En réalité, les railleurs et les peuples, qui se trouvent être des détracteurs de l’animisme, sont des animistes dans leurs faits et gestes. Du point de vue de la religion, l’animisme est considéré comme étant une doctrine qui fait de l’âme le principe de tous les phénomènes vitaux. C’est ainsi qu’Eugène Bourdet, dans son livre « Principes d’éducation positive », abordant le sujet sur l’animisme, écrit ceci : « Dès lors, plus d’hypothèses inutiles sur des forces vitales, sur un animisme distinct ou indistinct ; plus de disquisitions oiseuses sur les causes premières, inaccessibles à notre curiosité, autant qu’éloignées de notre but pratique. (…)». Quant à Sophie Chautard dans sa « Géopolitique du XXème siècle et du nouvel ordre mondial », déclare que : « s’il existe un certain nombre de religions traditionnelles, l’animisme en est la forme la plus importante. »
Anthropologiquement parlant, l’animisme est une perception d’une identité commune à tous les êtres vivants en même temps que d’une différenciation nette entre les différentes formes de manifestation de ce vivant. Selon Philippe Descola, dans cette perspective : « L’animisme est la propension à détecter chez les non-humains (animés ou non-animés, c’est-à-dire les oiseaux comme les arbres) une présence, une « âme » si vous voulez, qui permet dans certaines circonstances de communiquer avec eux. (…). A ceci s’ajoute que chaque catégorie d’être, dans l’animisme, compose son monde en fonction de ses dispositions corporelles (un poisson n’aura pas le même genre de vie qu’un oiseau, un insecte ou un humain) ».
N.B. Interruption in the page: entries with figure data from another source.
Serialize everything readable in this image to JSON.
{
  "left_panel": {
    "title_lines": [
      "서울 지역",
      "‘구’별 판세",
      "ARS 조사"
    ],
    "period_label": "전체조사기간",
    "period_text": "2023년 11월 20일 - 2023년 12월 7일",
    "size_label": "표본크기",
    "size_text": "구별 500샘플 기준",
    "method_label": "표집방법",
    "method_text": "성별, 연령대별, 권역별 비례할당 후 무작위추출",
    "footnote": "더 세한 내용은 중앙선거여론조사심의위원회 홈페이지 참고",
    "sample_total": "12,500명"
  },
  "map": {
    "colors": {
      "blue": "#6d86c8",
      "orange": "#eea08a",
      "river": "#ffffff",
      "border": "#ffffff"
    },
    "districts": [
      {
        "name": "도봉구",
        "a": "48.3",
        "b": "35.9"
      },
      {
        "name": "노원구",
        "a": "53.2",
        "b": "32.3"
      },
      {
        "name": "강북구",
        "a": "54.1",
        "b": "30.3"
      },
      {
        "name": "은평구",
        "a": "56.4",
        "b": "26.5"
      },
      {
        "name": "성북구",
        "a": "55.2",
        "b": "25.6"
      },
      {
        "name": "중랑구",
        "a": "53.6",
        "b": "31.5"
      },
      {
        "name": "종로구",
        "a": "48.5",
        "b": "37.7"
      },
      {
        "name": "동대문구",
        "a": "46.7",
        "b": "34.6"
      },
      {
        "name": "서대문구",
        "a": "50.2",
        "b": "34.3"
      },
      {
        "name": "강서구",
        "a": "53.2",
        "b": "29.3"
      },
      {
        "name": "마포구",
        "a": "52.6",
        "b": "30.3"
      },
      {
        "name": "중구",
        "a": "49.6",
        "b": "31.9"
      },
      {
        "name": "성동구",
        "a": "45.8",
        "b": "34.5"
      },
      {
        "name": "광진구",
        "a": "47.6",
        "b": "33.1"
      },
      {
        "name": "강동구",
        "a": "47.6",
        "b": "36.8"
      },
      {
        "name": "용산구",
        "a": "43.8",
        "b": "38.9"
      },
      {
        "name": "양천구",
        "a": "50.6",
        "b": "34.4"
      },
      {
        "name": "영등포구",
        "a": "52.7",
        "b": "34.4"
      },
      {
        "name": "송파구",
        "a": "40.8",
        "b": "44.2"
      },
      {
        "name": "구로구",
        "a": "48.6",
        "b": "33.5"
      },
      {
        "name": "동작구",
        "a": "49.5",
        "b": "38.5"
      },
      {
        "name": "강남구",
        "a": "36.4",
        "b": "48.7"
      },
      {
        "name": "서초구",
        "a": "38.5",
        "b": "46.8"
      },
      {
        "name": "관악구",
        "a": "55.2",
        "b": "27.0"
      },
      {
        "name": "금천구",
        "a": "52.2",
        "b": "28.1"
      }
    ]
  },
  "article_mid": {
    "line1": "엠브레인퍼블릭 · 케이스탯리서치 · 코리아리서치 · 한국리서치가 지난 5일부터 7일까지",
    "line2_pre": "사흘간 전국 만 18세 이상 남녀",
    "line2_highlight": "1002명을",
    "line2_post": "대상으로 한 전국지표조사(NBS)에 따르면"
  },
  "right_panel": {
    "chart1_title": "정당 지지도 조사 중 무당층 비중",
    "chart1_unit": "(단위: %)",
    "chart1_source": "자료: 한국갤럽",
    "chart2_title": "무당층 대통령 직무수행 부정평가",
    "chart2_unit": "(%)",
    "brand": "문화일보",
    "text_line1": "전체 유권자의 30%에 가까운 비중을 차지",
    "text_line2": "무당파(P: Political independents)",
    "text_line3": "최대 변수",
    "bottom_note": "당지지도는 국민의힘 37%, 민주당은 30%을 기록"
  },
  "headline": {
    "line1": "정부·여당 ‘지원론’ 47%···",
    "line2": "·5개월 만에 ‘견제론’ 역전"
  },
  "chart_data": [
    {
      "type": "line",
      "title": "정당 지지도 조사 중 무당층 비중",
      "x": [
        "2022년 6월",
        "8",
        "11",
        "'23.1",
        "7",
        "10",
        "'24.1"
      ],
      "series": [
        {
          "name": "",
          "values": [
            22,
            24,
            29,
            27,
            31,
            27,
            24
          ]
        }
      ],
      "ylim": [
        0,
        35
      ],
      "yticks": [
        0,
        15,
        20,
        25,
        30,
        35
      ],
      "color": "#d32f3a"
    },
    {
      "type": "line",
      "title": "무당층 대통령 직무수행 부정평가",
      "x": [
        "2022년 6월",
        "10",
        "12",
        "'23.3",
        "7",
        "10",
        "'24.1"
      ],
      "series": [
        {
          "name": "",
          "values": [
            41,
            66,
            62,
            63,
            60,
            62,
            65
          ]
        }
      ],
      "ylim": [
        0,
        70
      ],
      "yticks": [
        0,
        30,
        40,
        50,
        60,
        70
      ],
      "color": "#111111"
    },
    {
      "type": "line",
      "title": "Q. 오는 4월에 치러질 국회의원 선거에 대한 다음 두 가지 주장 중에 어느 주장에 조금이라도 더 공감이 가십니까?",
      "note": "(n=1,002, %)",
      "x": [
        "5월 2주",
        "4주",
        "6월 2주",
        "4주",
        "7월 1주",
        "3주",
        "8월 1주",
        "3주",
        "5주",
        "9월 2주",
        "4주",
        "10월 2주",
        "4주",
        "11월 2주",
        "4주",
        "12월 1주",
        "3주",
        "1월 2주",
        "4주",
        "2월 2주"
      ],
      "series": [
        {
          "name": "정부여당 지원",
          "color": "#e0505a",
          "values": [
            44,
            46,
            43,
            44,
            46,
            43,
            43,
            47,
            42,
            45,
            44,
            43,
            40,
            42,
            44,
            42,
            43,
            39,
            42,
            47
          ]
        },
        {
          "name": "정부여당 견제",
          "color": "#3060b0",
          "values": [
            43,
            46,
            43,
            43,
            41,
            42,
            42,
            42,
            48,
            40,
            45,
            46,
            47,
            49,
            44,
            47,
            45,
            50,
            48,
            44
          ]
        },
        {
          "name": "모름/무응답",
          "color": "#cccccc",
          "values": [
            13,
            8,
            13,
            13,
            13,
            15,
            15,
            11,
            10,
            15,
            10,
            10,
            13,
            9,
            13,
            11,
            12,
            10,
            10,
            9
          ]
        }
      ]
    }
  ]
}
Pour l’historien David Freedberg, « L’animisme que nous tendons à attribuer aux seules civilisations primitives est aussi présent, « transhistoriquement,» dans notre rapport aux images à travers le degré de vie que nous leur imputons. Ainsi des formes chrétiennes de dévotion populaire créditant certaines statues du pouvoir de parler, bouger, ou saigner ; statues qu’on lave, habille, fait danser, complimente ou dont on baise les mains. Ainsi encore l’iconoclasme religieux et du vandalisme artistique qui confortent la réalité ou la vitalité prêtée aux images dans le temps même où ils prétendent les détruire » (Delon, Brigitte, et Monique Jeudy-Baillini : « L’art primitif dans le discours des collectionneurs »).
Ainsi, personne ne peut priver à l’animisme sa place de choix dans même dans notre société moderne. Dans cette tradition, l’arbre, la rivière, la pierre, l’animal, la montagne ne sont pas de simples objets, mais des entités habitées d’une énergie, d’une mémoire, d’une voix. L’animisme enseigne la réciprocité avec le vivant, le respect des équilibres naturels, et la sagesse transmise par les ancêtres. C’est une spiritualité enracinée, proche de la terre et de la communauté.
Contrairement aux religions importées qui ont parfois nié l’identité culturelle des peuples Noirs/Africains, l’animisme n’a jamais exigé l’oubli de soi, ni le rejet de ses ancêtres ou de sa langue. Il invite plutôt à se reconnecter à sa lignée, à son territoire, à son histoire. C’est une voie de connaissance, de responsabilité et d’harmonie.
Aujourd’hui, face aux crises identitaires, écologiques et spirituelles, revaloriser l’animisme ne signifie pas un retour en arrière, mais une réaffirmation d’une spiritualité africaine authentique, porteuse de sens, de dignité et d’équilibre pour un meilleur avenir des peuples en harmonie avec la Nature et des lois immuables et éternelles.